How to deal with case studies
System design interview questions are tough to crack if you aren't well-prepared. The questions are broad, have multiple possible answers, and require some foundational knowledge.
Structure of system design cases
When working on each system design case, you should go through the following steps:
Step 1. Requirements clarifications. Spend a few minutes questioning the interviewer and agreeing on the scope of the system. Make sure you know all the requirements the interviewer didn't tell you about in the beginning.
Step 2. Estimation. It is always a good idea to estimate the scale of the system we’re going to design:
- What scale is expected from the system?
- How much storage will we need?
- What network bandwidth usage are we expecting?
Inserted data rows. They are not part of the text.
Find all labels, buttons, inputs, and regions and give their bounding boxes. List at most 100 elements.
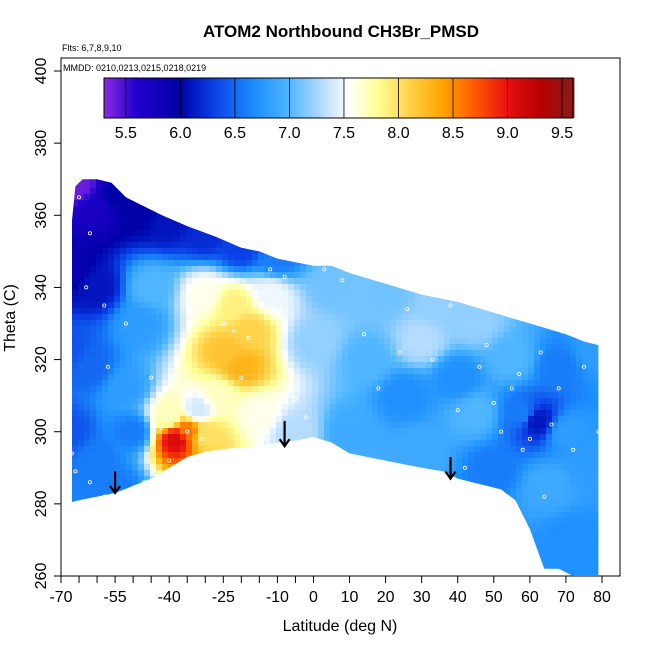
field-cell bbox=[330, 302, 337, 309]
field-cell bbox=[156, 332, 163, 339]
field-cell bbox=[336, 368, 343, 375]
field-cell bbox=[426, 392, 433, 399]
field-cell bbox=[378, 416, 385, 423]
field-cell bbox=[354, 290, 361, 297]
field-cell bbox=[120, 482, 127, 489]
field-cell bbox=[324, 380, 331, 387]
field-cell bbox=[426, 398, 433, 405]
field-cell bbox=[432, 434, 439, 441]
field-cell bbox=[318, 404, 325, 411]
field-cell bbox=[264, 296, 271, 303]
field-cell bbox=[120, 362, 127, 369]
field-cell bbox=[162, 332, 169, 339]
field-cell bbox=[456, 332, 463, 339]
field-cell bbox=[276, 332, 283, 339]
field-cell bbox=[528, 374, 535, 381]
field-cell bbox=[366, 452, 373, 459]
field-cell bbox=[378, 302, 385, 309]
field-cell bbox=[300, 272, 307, 279]
field-cell bbox=[144, 410, 151, 417]
field-cell bbox=[570, 398, 577, 405]
field-cell bbox=[564, 338, 571, 345]
field-cell bbox=[216, 260, 223, 267]
field-cell bbox=[408, 296, 415, 303]
field-cell bbox=[366, 290, 373, 297]
field-cell bbox=[330, 398, 337, 405]
field-cell bbox=[162, 410, 169, 417]
field-cell bbox=[378, 308, 385, 315]
field-cell bbox=[546, 368, 553, 375]
field-cell bbox=[582, 416, 589, 423]
field-cell bbox=[456, 392, 463, 399]
field-cell bbox=[102, 314, 109, 321]
field-cell bbox=[162, 218, 169, 225]
field-cell bbox=[132, 458, 139, 465]
field-cell bbox=[72, 344, 79, 351]
field-cell bbox=[552, 428, 559, 435]
field-cell bbox=[432, 446, 439, 453]
field-cell bbox=[270, 344, 277, 351]
field-cell bbox=[234, 326, 241, 333]
field-cell bbox=[342, 332, 349, 339]
field-cell bbox=[594, 386, 599, 393]
field-cell bbox=[324, 350, 331, 357]
field-cell bbox=[186, 440, 193, 447]
field-cell bbox=[294, 320, 301, 327]
field-cell bbox=[84, 212, 91, 219]
field-cell bbox=[276, 368, 283, 375]
field-cell bbox=[84, 428, 91, 435]
field-cell bbox=[174, 446, 181, 453]
field-cell bbox=[510, 452, 517, 459]
field-cell bbox=[168, 356, 175, 363]
field-cell bbox=[126, 416, 133, 423]
field-cell bbox=[288, 416, 295, 423]
field-cell bbox=[330, 266, 337, 273]
field-cell bbox=[306, 332, 313, 339]
field-cell bbox=[450, 398, 457, 405]
field-cell bbox=[498, 338, 505, 345]
field-cell bbox=[444, 320, 451, 327]
field-cell bbox=[330, 350, 337, 357]
field-cell bbox=[294, 368, 301, 375]
field-cell bbox=[546, 380, 553, 387]
field-cell bbox=[546, 344, 553, 351]
field-cell bbox=[300, 368, 307, 375]
field-cell bbox=[114, 404, 121, 411]
field-cell bbox=[246, 428, 253, 435]
field-cell bbox=[234, 428, 241, 435]
field-cell bbox=[372, 380, 379, 387]
field-cell bbox=[342, 296, 349, 303]
field-cell bbox=[210, 428, 217, 435]
field-cell bbox=[342, 308, 349, 315]
field-cell bbox=[72, 290, 79, 297]
field-cell bbox=[192, 314, 199, 321]
field-cell bbox=[216, 338, 223, 345]
field-cell bbox=[126, 374, 133, 381]
field-cell bbox=[432, 338, 439, 345]
field-cell bbox=[156, 230, 163, 237]
field-cell bbox=[132, 410, 139, 417]
field-cell bbox=[378, 410, 385, 417]
field-cell bbox=[348, 314, 355, 321]
field-cell bbox=[168, 254, 175, 261]
field-cell bbox=[558, 428, 565, 435]
field-cell bbox=[546, 332, 553, 339]
field-cell bbox=[132, 434, 139, 441]
field-cell bbox=[288, 314, 295, 321]
field-cell bbox=[360, 308, 367, 315]
field-cell bbox=[96, 446, 103, 453]
field-cell bbox=[402, 404, 409, 411]
field-cell bbox=[336, 398, 343, 405]
field-cell bbox=[360, 392, 367, 399]
field-cell bbox=[480, 338, 487, 345]
field-cell bbox=[564, 368, 571, 375]
field-cell bbox=[306, 404, 313, 411]
field-cell bbox=[468, 362, 475, 369]
field-cell bbox=[360, 374, 367, 381]
field-cell bbox=[108, 374, 115, 381]
field-cell bbox=[312, 320, 319, 327]
field-cell bbox=[456, 368, 463, 375]
field-cell bbox=[222, 314, 229, 321]
field-cell bbox=[210, 326, 217, 333]
field-cell bbox=[372, 440, 379, 447]
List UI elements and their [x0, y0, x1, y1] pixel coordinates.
Step 3. API / Interface definition. Define what APIs are expected from the system. This will establish the exact contract expected from the system and ensure that we haven’t gotten any requirements wrong.
Step 4. Data model definition. Defining the data model in the early part of the interview will clarify how data will flow between different system components. Later, it will guide data partitioning and management.
Step 5. High-level design (chart). Sketch the important components and the connections between them, but don't go into some details. Usually, a scalable system includes:
- Web server (load balancer)
- Service (service partition)
- Database (primary/secondary database cluster plug cache).
Step 6. Details. For each component, you need to write the specific APIs. You may need to finish the detailed OOD design for a particular function. You may also need to design the database schema for the database.
Step 7. Bottlenecks. Try to discuss as many bottlenecks as possible and different approaches to mitigate them. For example, do we have enough replicas of the data so that we can still serve our users if we lose a few servers? How are we monitoring the performance of our service?
Example of a system design case study
Let's take a look at one common example — let's design a parking lot. This question requires your skills in object-oriented design to check whether you can apply technical thinking to physical objects.
Clarifications:
- This is a one level parking lot, or does it have multiple floors?
- What types of vehicles are we allowed to park there?
- How many entries/exits do we need? What is the price for the parking, etc.
High-level design:
- Use cases: customers parking and paying for their spot; admin managing the system, etc.
- Classes of the system: ParkingLot, ParkingFloor, Account, ParkingTicket, Vehicle, etc.
Details:
- UI interface to the customers: display panels showing available spots, prices, etc
- What are the required enums, data models, and constants for the parking lot system?
Bottlenecks and expectations:
- Will this system meet the requirements you’ve laid out with the interviewer in the beginning of the session?
Conclusion
As you can see from the complex questions above, there is a lot of ground to cover when it comes to system design interview preparation. So it’s best to take a systematic approach to make the most of your practice time.